Mr. Pottage, as admitted by the FSA, had had meetings with members of the Management Committee, with senior staff in Legal, Risk and Compliance, with the COO, with his predecessor and with the Firm's Business Unit Head. Therefore, considering that Mr. Potter took some steps to understand the business circumstances, its risks and the work in place to address them, it seems that the FSA's expectations go too far and the argument wielded ("should have questioned more vigorously") sounds very weak if not childish (and certainly by that logic the FSA should also be prosecuting its own senior managers who have presided over catastrophic failures in recent years). Yet, we have seen lately a growing number of cases where the FSA's decisions and arguments to prosecute firms and individuals are increasingly based on what the FSA believes the individual should have done (and did not do) instead of whether the individual or firm actually did do something wrong. I must admit, that this reasoning is recognised by the current legal framework. However, instead of being fully based on facts, this kind of argumentation is prone to be dominated by presumptions, opinions, interpretations and hindsight. Accordingly, it could potentially give too much leeway to the FSA and its apparatus.
So, as I said earlier, this ruling is certainly good news for people who believe that the public sector should be restrained and should be able to exert coercion on individuals only to the extent permitted by the legal framework. Of course, I am slightly biased, but in all seriousness, the UK needs more rulings like this.
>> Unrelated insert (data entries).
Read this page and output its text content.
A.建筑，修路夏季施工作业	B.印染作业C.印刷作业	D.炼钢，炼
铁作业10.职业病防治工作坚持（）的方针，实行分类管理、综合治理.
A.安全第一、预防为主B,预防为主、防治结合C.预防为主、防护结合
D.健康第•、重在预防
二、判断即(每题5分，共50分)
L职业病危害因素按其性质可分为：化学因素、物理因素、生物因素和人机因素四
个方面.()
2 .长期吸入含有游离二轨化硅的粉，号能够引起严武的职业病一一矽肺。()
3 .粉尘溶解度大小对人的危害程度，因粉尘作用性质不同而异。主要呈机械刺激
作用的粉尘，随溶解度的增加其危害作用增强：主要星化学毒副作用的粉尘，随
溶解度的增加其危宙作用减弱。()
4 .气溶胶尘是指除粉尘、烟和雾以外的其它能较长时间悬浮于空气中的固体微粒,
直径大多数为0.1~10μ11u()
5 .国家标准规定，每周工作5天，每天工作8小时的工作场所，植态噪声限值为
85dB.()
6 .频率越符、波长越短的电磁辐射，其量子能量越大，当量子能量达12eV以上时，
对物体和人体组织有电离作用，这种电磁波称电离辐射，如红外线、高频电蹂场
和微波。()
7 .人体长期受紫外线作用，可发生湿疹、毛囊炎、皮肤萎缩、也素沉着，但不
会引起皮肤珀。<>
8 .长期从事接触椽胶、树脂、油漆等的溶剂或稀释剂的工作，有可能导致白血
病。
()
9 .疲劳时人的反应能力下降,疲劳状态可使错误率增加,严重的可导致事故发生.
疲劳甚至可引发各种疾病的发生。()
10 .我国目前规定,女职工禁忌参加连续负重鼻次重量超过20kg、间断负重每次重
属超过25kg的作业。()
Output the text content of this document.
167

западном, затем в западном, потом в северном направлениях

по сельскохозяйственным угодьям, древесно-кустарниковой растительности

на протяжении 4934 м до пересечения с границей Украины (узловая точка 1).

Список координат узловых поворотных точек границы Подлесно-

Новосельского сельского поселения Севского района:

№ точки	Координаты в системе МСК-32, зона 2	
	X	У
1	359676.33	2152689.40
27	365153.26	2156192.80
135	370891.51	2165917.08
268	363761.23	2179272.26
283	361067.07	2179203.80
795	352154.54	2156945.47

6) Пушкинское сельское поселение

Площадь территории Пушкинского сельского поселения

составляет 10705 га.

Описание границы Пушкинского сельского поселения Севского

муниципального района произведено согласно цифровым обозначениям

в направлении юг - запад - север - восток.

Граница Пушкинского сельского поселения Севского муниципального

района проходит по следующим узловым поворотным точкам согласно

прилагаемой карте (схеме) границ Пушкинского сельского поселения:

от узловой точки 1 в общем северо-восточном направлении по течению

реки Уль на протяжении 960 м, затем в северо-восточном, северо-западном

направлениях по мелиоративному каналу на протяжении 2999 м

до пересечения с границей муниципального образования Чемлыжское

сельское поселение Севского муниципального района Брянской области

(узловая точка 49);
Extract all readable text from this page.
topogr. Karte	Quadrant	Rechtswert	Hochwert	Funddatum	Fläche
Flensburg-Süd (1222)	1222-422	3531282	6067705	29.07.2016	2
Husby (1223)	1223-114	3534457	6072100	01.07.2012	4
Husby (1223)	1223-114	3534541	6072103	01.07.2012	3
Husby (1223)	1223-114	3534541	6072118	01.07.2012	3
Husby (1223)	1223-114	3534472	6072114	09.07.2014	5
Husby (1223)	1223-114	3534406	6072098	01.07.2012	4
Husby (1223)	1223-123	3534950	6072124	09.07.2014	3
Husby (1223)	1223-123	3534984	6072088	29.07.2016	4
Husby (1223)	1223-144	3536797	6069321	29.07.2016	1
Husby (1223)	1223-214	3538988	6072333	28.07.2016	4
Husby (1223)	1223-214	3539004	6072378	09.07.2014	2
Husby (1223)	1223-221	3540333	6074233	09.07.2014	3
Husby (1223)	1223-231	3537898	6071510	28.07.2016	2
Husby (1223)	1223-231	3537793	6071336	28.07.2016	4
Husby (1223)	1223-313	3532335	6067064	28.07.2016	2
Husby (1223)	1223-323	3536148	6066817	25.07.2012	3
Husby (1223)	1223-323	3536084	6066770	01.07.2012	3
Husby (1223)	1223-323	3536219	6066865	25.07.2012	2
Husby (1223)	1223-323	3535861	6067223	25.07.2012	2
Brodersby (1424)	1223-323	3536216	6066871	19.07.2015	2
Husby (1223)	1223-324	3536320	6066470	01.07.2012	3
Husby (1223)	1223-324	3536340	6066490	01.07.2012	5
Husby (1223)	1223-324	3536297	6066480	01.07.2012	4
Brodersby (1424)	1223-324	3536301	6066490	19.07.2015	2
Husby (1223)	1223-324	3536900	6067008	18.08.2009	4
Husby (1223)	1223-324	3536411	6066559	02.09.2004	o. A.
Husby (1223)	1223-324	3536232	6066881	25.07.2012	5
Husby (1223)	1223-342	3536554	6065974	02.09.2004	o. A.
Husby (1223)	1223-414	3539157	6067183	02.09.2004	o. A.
In the UK's system of regulation and supervision, where an almost almighty regulator is beefing up its "credible deterrence" strategy to the point of taking it almost to the extreme, this is a much needed evidence that the checks and balances structure works and is good news for those who believe in the rule of law and the presumption of innocence. Furthermore, such punch in the face to the FSA will hopefully help to hold down the FSA so that it will need to think twice before pursuing a similar case again.
Unfortunately, perhaps I am being delusional. The reality points in the opposite direction and the FSA keeps on looking for its high profile cases in his exercise of washing its image with the UK public. For example, just today, Hector Sants, the soon-to-leave chief executive of the FSA, has made it clear in a final speech that "tougher action is needed on senior management". People like, me who works in the industry, know very well how the pressure is, slowly but steadily, mounting on senior management and board members, including NEDs. The aim, it seems to me, is to ensure that board members and senior managers get involved and are knowledgeable of the day-to-day running of the business as if they were doing it themselves. Obviously, everyone agrees that board members and senior executives need to know, and understand, what is going on in their business, but practically it seems near impossible to do both roles. That is the reason why honest delegation and supervision together with appropriate flows of key information are the crucial tools for senior managers and board members. The day-to-day is left to managers and employees down the chain.